In high school, between stints on the football and wrestling teams, his hobby was assembling model aircraft. After graduating with an economics degree from UC San Diego in 1996, he enlisted in the Marine Corps and earned his wings.
When he was later dispatched to Iraq, he told his father, "If something happens, I don't want you and Mom to get mad at the military or the government. I'm doing what I love to do and what I believe in."
On Nov. 2, as Capt. Martino and his co-pilot flew a support mission near Ramadi, a shoulder-fired enemy rocket streaked into the sky, knocking their Super Cobra helicopter to the ground and killing both men, according to news reports. Al Qaeda insurgents claimed responsibility for the attack.
Martino, 32, was assigned to Marine Light-Attack Helicopter Squadron 369, Marine Aircraft Group 39, 3rd Marine Aircraft Wing, 1st Marine Expeditionary Force at Camp Pendleton. During Operation Iraqi Freedom, his unit was attached to the 2nd Marine Aircraft Wing, 2nd Marine Expeditionary Force (Forward).
Back home, friends and relatives recalled the Oceanside resident as a quiet, selfless man who was devoted to family, work and the Washington Redskins, his favorite football team.
In Iraq, fellow Marines nicknamed him "Oprah" because he was so good at listening to people's problems. It was a trait he developed in childhood.
"Whenever I had a nightmare, I'd go to Mike instead of our parents," said his older sister, Lauri. "He'd stay up and talk to me until I could go back to sleep."
He had a contagious smile and generous spirit, said Katie Ashford, whose husband, Brian, went through flight school with Martino and served in the same squadron. "I've never known anyone to love their friends unconditionally, but Mike did," she said.
Martino also had a playful side. In September, after learning that high school pal Scott Tarlo had to pay $130,000 in estate taxes after the death of a parent, Martino told him the sum would pay for one of the Hellfire missiles carried by his helicopter. A few weeks later, Tarlo received a photo of Martino next to a missile painted with Tarlo's name and the message, "USMC thanks you."

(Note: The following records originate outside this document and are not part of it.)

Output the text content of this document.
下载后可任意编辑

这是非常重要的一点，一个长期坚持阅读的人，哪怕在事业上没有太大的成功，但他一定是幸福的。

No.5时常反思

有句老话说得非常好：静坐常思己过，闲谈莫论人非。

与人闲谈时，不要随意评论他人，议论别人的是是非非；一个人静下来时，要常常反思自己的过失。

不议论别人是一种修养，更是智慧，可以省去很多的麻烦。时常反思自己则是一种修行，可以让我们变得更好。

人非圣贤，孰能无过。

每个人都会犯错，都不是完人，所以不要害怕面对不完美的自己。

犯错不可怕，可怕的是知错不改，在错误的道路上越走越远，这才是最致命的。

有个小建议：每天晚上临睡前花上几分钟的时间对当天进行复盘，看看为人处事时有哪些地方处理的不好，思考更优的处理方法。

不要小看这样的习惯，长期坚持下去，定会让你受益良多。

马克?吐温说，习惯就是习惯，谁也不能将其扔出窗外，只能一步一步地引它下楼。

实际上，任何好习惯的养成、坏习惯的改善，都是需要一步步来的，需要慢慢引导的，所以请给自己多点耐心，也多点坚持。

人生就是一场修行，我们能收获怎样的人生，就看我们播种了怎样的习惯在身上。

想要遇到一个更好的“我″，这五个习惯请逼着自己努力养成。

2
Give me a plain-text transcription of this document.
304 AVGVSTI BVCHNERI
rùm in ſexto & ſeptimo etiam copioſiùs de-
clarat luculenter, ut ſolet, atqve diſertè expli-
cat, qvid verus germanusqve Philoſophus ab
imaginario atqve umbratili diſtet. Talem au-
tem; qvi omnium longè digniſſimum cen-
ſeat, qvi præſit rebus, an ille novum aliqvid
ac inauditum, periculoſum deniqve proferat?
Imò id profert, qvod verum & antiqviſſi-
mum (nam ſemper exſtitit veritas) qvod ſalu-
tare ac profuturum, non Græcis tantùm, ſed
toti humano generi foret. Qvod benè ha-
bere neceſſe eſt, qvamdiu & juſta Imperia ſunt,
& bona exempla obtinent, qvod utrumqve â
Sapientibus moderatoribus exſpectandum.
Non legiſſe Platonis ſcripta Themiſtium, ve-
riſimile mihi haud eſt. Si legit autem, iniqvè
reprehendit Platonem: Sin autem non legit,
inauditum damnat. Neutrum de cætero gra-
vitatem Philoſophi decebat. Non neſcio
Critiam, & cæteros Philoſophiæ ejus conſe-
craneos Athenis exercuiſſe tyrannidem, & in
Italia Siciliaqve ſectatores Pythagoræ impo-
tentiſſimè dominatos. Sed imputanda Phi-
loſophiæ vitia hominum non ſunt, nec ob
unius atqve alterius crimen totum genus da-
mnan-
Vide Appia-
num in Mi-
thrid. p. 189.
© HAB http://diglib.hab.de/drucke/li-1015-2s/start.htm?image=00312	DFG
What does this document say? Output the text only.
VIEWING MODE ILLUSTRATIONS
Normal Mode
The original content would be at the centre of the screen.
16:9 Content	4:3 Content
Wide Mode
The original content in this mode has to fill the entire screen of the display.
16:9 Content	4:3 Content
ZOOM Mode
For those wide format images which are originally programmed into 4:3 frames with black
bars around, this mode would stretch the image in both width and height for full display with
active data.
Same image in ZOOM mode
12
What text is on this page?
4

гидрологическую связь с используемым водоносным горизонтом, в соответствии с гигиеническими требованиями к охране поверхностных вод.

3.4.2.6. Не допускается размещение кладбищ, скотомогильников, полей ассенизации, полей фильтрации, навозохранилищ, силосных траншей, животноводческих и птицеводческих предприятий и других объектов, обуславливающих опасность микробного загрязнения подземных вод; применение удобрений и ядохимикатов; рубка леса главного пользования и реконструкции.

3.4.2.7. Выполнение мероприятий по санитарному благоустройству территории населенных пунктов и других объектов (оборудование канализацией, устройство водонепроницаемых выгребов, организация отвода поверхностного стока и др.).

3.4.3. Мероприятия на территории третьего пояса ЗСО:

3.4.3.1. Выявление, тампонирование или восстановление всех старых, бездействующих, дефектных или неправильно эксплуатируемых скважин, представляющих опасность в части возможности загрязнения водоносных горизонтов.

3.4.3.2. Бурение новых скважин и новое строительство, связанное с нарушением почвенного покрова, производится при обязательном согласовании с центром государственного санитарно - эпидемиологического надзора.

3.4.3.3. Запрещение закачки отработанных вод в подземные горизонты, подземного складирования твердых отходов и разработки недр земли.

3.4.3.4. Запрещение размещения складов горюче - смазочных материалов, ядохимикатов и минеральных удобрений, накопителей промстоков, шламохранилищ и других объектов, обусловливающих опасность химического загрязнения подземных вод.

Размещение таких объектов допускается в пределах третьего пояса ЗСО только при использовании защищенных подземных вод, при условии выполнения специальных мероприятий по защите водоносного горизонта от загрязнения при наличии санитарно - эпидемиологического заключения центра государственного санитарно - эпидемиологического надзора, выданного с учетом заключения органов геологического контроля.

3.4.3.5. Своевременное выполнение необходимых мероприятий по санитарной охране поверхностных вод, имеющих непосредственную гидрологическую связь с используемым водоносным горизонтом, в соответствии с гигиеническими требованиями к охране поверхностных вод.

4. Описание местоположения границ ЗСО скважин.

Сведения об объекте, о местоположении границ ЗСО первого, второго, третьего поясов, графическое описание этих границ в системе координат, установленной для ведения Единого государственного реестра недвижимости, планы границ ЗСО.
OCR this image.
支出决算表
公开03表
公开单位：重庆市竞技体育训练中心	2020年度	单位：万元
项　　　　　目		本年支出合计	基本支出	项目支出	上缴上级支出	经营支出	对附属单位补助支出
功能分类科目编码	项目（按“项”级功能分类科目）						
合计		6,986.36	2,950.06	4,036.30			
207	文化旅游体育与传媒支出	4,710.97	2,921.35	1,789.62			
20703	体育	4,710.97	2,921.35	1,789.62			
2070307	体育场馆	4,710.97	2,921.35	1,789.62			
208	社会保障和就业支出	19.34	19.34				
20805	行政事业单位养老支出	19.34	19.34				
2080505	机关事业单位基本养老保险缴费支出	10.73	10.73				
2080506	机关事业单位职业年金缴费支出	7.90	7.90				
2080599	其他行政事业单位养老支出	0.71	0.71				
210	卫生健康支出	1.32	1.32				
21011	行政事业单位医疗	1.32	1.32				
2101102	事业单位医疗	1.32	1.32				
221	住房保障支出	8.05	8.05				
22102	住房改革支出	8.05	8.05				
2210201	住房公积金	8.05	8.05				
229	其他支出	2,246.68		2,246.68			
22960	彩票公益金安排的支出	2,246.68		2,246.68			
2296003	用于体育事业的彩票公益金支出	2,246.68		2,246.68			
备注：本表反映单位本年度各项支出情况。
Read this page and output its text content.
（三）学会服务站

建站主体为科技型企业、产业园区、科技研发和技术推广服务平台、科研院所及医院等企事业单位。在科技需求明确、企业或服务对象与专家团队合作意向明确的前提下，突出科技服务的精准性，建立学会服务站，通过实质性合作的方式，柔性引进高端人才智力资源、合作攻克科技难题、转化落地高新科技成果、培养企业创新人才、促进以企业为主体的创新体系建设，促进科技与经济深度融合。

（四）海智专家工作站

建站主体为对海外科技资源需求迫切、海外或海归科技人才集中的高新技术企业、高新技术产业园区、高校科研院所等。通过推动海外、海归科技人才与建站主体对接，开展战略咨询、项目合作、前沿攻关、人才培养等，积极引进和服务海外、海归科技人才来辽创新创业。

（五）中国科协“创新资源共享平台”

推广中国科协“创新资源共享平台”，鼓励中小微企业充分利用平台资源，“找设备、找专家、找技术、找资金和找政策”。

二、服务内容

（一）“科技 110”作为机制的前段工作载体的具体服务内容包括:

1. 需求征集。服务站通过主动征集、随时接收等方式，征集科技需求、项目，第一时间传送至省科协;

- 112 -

Born in 1973 on the Marshall Islands, where his parents worked as military contractors, Martino was the youngest of three children. When he was 8, the family moved to Irvine.
At Woodbridge High School he joined the football team and was nicknamed "Flea" for his small size and tenacious play.
After college, he signed up as a Marine and eventually was assigned to a light-attack helicopter squadron based at Camp Pendleton.
In 2004, during his first tour of duty in Iraq, he called in airstrikes on enemy positions in Fallujah, earning a Navy Commendation Medal and a nomination for a Bronze Star.
But Martino wasn't hardened by combat, his mother said. He risked his own safety to rescue civilians and consulted a chaplain about "the anguish he felt for killing people," she said. The chaplain told him he was a peacekeeper, as described in the Bible.
Martino's second tour of duty began a few weeks ago, this time as a helicopter pilot. Before he shipped out, his parents visited him at Camp Pendleton and had "a sinking feeling it would be the last time we saw him," his mother said.
Martino will be buried Tuesday at Arlington National Cemetery in Virginia. In addition to his parents and sister, he is survived by a brother, Robert; and two nieces.
Earlier this week, Gov. Arnold Schwarzenegger ordered state Capitol flags flown at half-staff in honor of Martino and his co-pilot, Maj. Gerald M. Bloomfield II.